Houston-based WildHorse Resource Development Corp. (WRD) has struck a $625 million deal to acquire 111,000 net acres and associated production in the Upper Eagle Ford Shale of East Texas.
The transaction with Anadarko Petroleum Corp. and affiliates of Kohlberg Kravis Roberts & Co. LP (KKR), is estimated to have cost about $2,900/acre and should be completed by the end of June. Anadarko in January sold its South Texas Eagle Ford assets.
The acreage in Burleson, Brazos, Lee, Milam, Robertson and Washington counties is adjacent to existing WRD land. The acquired properties, 95% held by production, during 4Q2016 produced 7,583 boe/d net from 386 operated wells, 72% weighted to oil.
"This transformative acquisition presented us with a strategic opportunity to consolidate our acreage position,” CEO Jay Graham said. “With a total of 385,000 net acres, we have built a premier contiguous acreage base making us the second largest operator in the entire Eagle Ford trend. Furthermore, we have done so at prices we believe to be extremely attractive, providing highly economic returns on a full-cycle basis.”
WRD, which launched on the New York Stock Exchange in December, already had a pre-acquisition drilling schedule for the Upper Eagle Ford that was to include 36 wells adjacent to the acquired acreage, Graham said. With the new acquisition, WRD “can further optimize pad location and development planning with fewer limitations. As a result, this transaction immediately adds value to our existing program.”
The company recently brought online “some of the strongest East Texas Eagle Ford wells to date, which makes us even more confident in our strategy.”
In March the first Burleson North well, the Paul 134 No. 2H, was ramped up with an initial production rate over 30 days (IP-30) of 1,035 boe/d on a 5,363-foot lateral. When normalized for downtime and a 6,500-foot lateral, the IP-30 was 1,321 boe/d, according to the company. In April, drilling also began an additional six wells near the Paul well.
The properties being acquired during the fourth quarter produced from 68 Eagle Ford, 299 Austin Chalk and 19 Buda/Georgetown operated wells. WRD said it has identified 949 net Eagle Ford locations and 22.9 million boe of proved developed producing reserve.

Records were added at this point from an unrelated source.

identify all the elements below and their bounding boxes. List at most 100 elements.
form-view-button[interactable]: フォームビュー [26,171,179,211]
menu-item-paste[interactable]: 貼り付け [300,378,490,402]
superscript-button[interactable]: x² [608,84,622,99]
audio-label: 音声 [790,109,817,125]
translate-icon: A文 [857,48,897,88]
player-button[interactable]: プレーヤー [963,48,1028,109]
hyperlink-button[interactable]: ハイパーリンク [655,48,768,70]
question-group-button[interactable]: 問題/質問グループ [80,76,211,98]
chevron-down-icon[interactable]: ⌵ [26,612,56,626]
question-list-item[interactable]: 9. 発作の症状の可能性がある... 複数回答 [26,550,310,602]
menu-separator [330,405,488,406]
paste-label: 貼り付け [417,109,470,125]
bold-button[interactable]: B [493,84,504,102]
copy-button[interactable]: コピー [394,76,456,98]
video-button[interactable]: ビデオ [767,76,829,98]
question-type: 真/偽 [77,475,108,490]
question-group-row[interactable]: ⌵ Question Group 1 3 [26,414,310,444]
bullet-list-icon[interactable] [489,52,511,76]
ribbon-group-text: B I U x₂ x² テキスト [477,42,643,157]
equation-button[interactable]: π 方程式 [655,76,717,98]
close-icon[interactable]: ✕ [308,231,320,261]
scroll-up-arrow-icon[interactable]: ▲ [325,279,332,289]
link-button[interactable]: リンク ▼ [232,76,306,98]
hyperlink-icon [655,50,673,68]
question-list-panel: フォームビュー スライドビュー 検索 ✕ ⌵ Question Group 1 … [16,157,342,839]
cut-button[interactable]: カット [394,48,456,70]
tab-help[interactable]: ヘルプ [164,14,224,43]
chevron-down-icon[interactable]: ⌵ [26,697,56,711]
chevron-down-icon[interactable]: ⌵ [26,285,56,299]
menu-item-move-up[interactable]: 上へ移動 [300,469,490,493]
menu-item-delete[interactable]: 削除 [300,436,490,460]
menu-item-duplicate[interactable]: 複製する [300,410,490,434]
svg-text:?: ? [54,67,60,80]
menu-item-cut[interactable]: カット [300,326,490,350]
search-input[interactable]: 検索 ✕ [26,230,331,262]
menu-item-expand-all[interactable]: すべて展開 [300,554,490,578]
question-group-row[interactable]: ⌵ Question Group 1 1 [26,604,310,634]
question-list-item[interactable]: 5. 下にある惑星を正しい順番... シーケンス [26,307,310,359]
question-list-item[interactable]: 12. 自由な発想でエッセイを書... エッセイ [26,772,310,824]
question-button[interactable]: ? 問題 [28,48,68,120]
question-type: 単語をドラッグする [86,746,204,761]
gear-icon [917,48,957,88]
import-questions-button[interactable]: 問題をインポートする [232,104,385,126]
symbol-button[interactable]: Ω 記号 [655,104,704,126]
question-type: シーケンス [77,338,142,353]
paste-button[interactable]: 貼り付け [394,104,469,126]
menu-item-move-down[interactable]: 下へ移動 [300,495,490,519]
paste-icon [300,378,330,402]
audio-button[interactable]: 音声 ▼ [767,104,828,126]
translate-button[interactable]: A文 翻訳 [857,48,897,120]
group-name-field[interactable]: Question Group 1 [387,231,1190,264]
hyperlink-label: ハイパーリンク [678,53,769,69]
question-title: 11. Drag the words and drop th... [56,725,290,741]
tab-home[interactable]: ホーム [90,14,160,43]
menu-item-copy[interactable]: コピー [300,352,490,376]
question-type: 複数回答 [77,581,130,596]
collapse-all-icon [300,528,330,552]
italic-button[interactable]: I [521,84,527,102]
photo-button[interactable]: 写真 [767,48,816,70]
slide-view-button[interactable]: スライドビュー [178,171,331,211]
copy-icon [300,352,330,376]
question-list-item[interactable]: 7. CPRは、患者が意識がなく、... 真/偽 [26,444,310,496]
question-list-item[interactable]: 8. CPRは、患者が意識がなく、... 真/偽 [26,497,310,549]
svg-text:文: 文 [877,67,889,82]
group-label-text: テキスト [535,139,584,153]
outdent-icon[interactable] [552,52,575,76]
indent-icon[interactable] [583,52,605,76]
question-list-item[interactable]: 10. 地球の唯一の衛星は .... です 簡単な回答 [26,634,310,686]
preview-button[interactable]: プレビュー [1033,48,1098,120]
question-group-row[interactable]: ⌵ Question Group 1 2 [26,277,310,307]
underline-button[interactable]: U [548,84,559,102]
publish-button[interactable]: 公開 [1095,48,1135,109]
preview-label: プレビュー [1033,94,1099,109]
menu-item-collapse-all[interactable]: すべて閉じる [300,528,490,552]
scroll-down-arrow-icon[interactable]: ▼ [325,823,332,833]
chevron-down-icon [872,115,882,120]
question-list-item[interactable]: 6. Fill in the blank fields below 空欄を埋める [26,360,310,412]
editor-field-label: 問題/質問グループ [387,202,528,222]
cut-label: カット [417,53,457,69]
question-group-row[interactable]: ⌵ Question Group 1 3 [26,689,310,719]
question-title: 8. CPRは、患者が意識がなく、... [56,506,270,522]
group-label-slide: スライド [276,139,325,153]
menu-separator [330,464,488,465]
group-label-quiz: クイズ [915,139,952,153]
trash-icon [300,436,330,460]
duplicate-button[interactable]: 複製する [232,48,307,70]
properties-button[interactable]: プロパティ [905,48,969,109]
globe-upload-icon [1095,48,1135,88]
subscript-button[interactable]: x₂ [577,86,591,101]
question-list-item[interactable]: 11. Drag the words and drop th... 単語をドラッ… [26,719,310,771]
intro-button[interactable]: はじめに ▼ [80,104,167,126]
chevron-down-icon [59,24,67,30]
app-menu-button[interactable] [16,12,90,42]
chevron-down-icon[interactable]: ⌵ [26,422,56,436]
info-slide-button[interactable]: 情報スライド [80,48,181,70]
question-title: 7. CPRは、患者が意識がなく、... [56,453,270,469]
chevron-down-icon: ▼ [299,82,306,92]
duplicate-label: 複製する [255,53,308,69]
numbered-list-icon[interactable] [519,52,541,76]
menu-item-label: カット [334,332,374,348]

During 1Q2017, WRD’s output totaled 17,600 boe/d, 49% weighted to oil, 41% to natural gas and 10% to natural gas liquids. With the new deal, and based on well results to date, production guidance for 2017 has been increased to 27,000-31,000 boe/d from 23,000-27,000 boe/d. About 1,000 boe/d of the increase would result from well performance, while 3,000 boe/d would come from the acquired production.
Between January and March, WRD brought online seven net Eagle Ford wells, including the Altimore No. 1H and Jackson No. 1H on a two-well pad along the northeastern border of Burleson and Brazos counties.
“The early results are very encouraging with an IP-30 rate of 1,048 boe/d (84% oil) on the Altimore No. 1H and an IP-30 of 958 boe/d (85% oil) on the Jackson No. 1H,” management said.
In addition to our recent well results, “some of our strongest 2016 wells continue to significantly outperform the 91 boe/foot type curve.” For example, the Candace No. 1H is tracking an estimated ultimate recovery (EUR) of 138 boe/foot, the Belmont Stakes No. 1H is tracking an EUR of 135 boe/foot and the Snap B No. 1H is tracking an EUR of 137 boe/foot.
WRD also expects to bring online an Austin Chalk well before the end of June.
“With 299 operated legacy Austin Chalk wells on the acquired acreage, the horizon is present across the entire position and may potentially be redeveloped in certain select areas,” management said.
In addition, WRD recently completed its second Eagle Ford refracture test with several more planned this year.
With 36 wells in the existing 2017 development plan surrounding the new acquisition acreage, drilling in the Anadarko/KKR position is to begin “almost immediately,” management said.
Capital expenditures for 2017 have been increased to $550-675 million with some funding reallocated to the new acreage. The drilling program has also increased by 10 gross wells, to 100-120 spuds in 2017. The number of gross wells brought online has increased by five to 85-105.
According to terms of the new transaction, WRD agreed to pay Anadarko $556 million and give KKR 6.3 million shares of common stock valued Thursday at about $69 million. To help pay for the purchase, The Carlyle Group, through its U.S. buyout fund Carlyle Partners VI, also agreed to buy $435 million of WRD’s preferred stock, with the remainder of the acquisition funded with debt.